Gestão Haddad pratica o higienismo gentil

26/01/2015

Aliado histórico do PT, o padre Julio Lancellotti, pároco da Igreja São Miguel Arcanjo, na Mooca, coordenador da Pastoral do Povo de Rua e titular do Comitê de Políticas Públicas para a População de Rua de São Paulo, apoiou a candidatura de Fernando Haddad à Prefeitura de São Paulo em 2012. Após a posse, porém, começou a se distanciar e a reclamar da gestão na área de direitos humanos. “A administração Haddad pratica o higienismo gentil”, diz. A seguir, trechos da entrevista ao Estado:

 

● Como avalia a gestão Haddad na área de direitos humanos?

A visão que ele tem de direitos humanos é departamentalizada. Para ele, direitos humanos são algumas atividades, como fazer exposições, palestras e dizer

que vai priorizar a população LGBT. Acha que isso é um programa, mas não é. Os direitos humanos perpassam a vida como um todo. A população de rua está reagindo à ausência de uma proposta clara. Ela quer ter uma solução de moradia. A Prefeitura precisa ter um eixo, em vez de promover ações truculentas e pouco inteligentes.

 

● A Prefeitura é truculenta?

Sim, age de forma truculenta, desintegrada e desarticulada. Por exemplo: em uma ação como a que ocorreu hoje (anteontem) na Mooca, onde estavam as áreas social e de saúde? Na quinta-feira, a PM aterrorizou os moradores de rua à noite (da Radial Leste).

 

● O senhor está frustrado com a gestão de Haddad?

Sem dúvida. Ele não conversa com ninguém. Faz mais de um ano que estive com ele. O prefeito não ouve a população de rua, só os grupos que falam o que ele quer ouvir. Acredito que a administração tem apresentado uma maneira pífia de agir, muito fraca e desarticulada. Isso se reflete em vários níveis de governo. Após dois anos, as ações não chegaram até a ponta. O que ele tem para apresentar como marca? Ciclovias? Faixas de ônibus? Essas não são as únicas coisas de uma cidade. A população em situação  de rua cresce na mesma proporção do crescimento demográfico.

 

● Muitos dirigentes de movimentos sociais acusam os governos do PSDB de adotar uma política higienista com os moradores de rua. Isso se aplica ao Haddad?

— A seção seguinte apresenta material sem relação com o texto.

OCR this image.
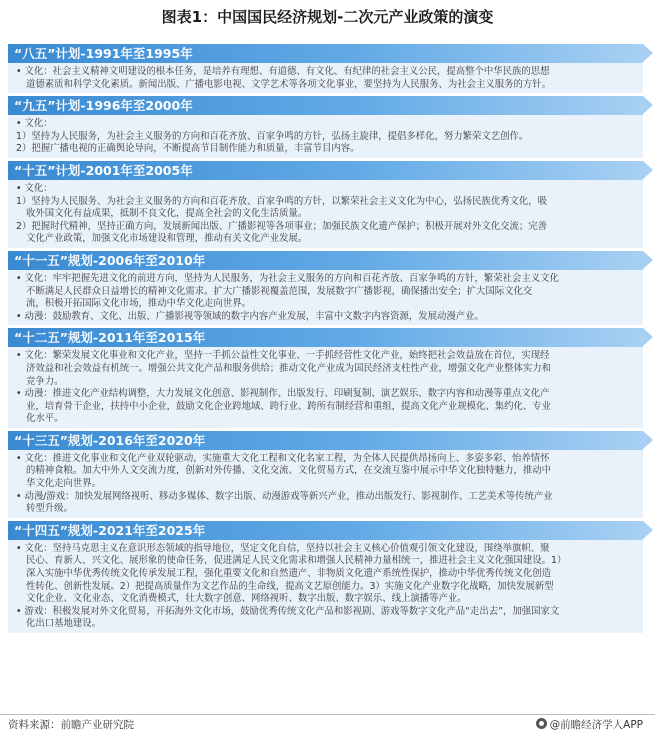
图表1：中国国民经济规划-二次元产业政策的演变
“八五”计划-1991年至1995年
• 文化：社会主义精神文明建设的根本任务，是培养有理想、有道德、有文化、有纪律的社会主义公民，提高整个中华民族的思想
道德素质和科学文化素质。新闻出版、广播电影电视、文学艺术等各项文化事业，要坚持为人民服务、为社会主义服务的方针。
“九五”计划-1996年至2000年
• 文化：
1）坚持为人民服务，为社会主义服务的方向和百花齐放、百家争鸣的方针，弘扬主旋律，提倡多样化，努力繁荣文艺创作。
2）把握广播电视的正确舆论导向，不断提高节目制作能力和质量，丰富节目内容。
“十五”计划-2001年至2005年
• 文化：
1）坚持为人民服务、为社会主义服务的方向和百花齐放、百家争鸣的方针，以繁荣社会主义文化为中心，弘扬民族优秀文化，吸
收外国文化有益成果，抵制不良文化，提高全社会的文化生活质量。
2）把握时代精神，坚持正确方向，发展新闻出版、广播影视等各项事业；加强民族文化遗产保护；积极开展对外文化交流；完善
文化产业政策，加强文化市场建设和管理，推动有关文化产业发展。
“十一五”规划-2006年至2010年
• 文化：牢牢把握先进文化的前进方向，坚持为人民服务，为社会主义服务的方向和百花齐放、百家争鸣的方针，繁荣社会主义文化
不断满足人民群众日益增长的精神文化需求。扩大广播影视覆盖范围，发展数字广播影视，确保播出安全；扩大国际文化交
流，积极开拓国际文化市场，推动中华文化走向世界。
• 动漫：鼓励教育、文化、出版、广播影视等领域的数字内容产业发展，丰富中文数字内容资源，发展动漫产业。
“十二五”规划-2011年至2015年
• 文化：繁荣发展文化事业和文化产业，坚持一手抓公益性文化事业、一手抓经营性文化产业，始终把社会效益放在首位，实现经
济效益和社会效益有机统一。增强公共文化产品和服务供给；推动文化产业成为国民经济支柱性产业，增强文化产业整体实力和
竞争力。
• 动漫：推进文化产业结构调整，大力发展文化创意、影视制作、出版发行、印刷复制、演艺娱乐、数字内容和动漫等重点文化产
业，培育骨干企业，扶持中小企业，鼓励文化企业跨地域、跨行业、跨所有制经营和重组，提高文化产业规模化、集约化、专业
化水平。
“十三五”规划-2016年至2020年
• 文化：推进文化事业和文化产业双轮驱动，实施重大文化工程和文化名家工程，为全体人民提供昂扬向上、多姿多彩、怡养情怀
的精神食粮。加大中外人文交流力度，创新对外传播、文化交流、文化贸易方式，在交流互鉴中展示中华文化独特魅力，推动中
华文化走向世界。
• 动漫/游戏：加快发展网络视听、移动多媒体、数字出版、动漫游戏等新兴产业，推动出版发行、影视制作、工艺美术等传统产业
转型升级。
“十四五”规划-2021年至2025年
• 文化：坚持马克思主义在意识形态领域的指导地位，坚定文化自信，坚持以社会主义核心价值观引领文化建设，围绕举旗帜、聚
民心、育新人、兴文化、展形象的使命任务，促进满足人民文化需求和增强人民精神力量相统一，推进社会主义文化强国建设。1）
深入实施中华优秀传统文化传承发展工程，强化重要文化和自然遗产、非物质文化遗产系统性保护，推动中华优秀传统文化创造
性转化、创新性发展。2）把提高质量作为文艺作品的生命线，提高文艺原创能力。3）实施文化产业数字化战略，加快发展新型
文化企业、文化业态、文化消费模式，壮大数字创意、网络视听、数字出版、数字娱乐、线上演播等产业。
• 游戏：积极发展对外文化贸易，开拓海外文化市场，鼓励优秀传统文化产品和影视剧、游戏等数字文化产品“走出去”，加强国家文
化出口基地建设。
资料来源：前瞻产业研究院	@前瞻经济学人APP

Sim. Há dois tipos de higienismo: o gentil e o hostil. A gestão Haddad pratica o higienismo gentil. A população que está na rua é heterogênea. As respostas não podem ser únicas ou em cima de um projeto como o De Braços Abertos. São pessoas com lesões existenciais. Eles são o verdadeiro Big Brother o tempo todo.

 

● O que o senhor espera de Eduardo Suplicy na Secretaria de Direitos Humanos e Cidadania?

Achei muito interessante tirar o secretário titular (Rogério Sottili) e colocá-lo como adjunto para acomodar o outro que perdeu a eleição. Eu liguei para o Suplicy. A gente confia nele como pessoa. Eu disse: ‘Você não precisava ser secretário, bastava continuar sendo o Suplicy’. Agora ele vai representar a Prefeitura.

 

● O senhor pediu algo a ele?

Que a Prefeitura cesse com as ações truculentas e a questão dos direitos humanos perpasse toda a administração. Que haja uma escuta mais respeitosa desse povo.

 

● Como avalia a gestão dos últimos prefeitos na área?

 

A gestão José Serra foi bastante sofrível. Por incrível que pareça, a do (Gilberto) Kassab foi melhor que a do Haddad.

 

● O senhor faz parte do Comitê de Políticas Públicas para a População de Rua da Prefeitura. Como avalia o trabalho do grupo?

O comitê tem sido inexpressivo e inoperante.